Looking After the Land
Refugees and internally displaced people often have to rely on natural resources for their survival, particularly during an emergency. Trees may be cut to build or support simple shelters; firewood may be collected to cook meals or to keep warm; and wild game, fruit, herbs and other plants might be gathered as a source of food or medicine. These natural resources are also often used for livelihood and income-generation activities, such as agriculture or making charcoal to sell in local markets. However, unsustainable use of natural resources can lead to environmental degradation, with lasting impacts on natural resources and on the well-being of refugee and host communities relying on the environment.
Camps are never meant to be permanent, though many countries have refugees or internally displaced people (IDP) in the same place for several decades.
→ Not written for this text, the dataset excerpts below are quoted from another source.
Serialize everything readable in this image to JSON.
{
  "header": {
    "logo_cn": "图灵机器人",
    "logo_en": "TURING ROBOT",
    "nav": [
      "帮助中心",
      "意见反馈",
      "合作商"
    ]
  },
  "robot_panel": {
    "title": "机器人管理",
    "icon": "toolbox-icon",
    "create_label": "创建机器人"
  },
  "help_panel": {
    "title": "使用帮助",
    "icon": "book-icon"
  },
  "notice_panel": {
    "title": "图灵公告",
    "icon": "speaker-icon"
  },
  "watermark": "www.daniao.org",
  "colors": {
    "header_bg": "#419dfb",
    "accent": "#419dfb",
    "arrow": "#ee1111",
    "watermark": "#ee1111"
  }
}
UNHCR recognizes the potential damage that camps and settlements can have on the environment and the effect this has on the local economy and relations with host communities. As such, we are committed to reforestation, using selected native, fast-growing trees at designated sites close to existing camps. Where possible, women's groups are organized and supported in tree-planting activities, from establishing nurseries to after care and harvesting of fruit and other resources. This provides livelihood and income-generation opportunities for refugee and host communities.
Such a commitment to the environment requires, to the greatest extent possible, sound environmental management practices in all phases of refugee and IDP operations. Good practices are being promoted and applied at the field level, particularly in project planning, implementation, management and monitoring. To this end, UNHCR has developed an overarching policy to address environmental challenges, and the impact this has on the welfare of refugees and IDPs.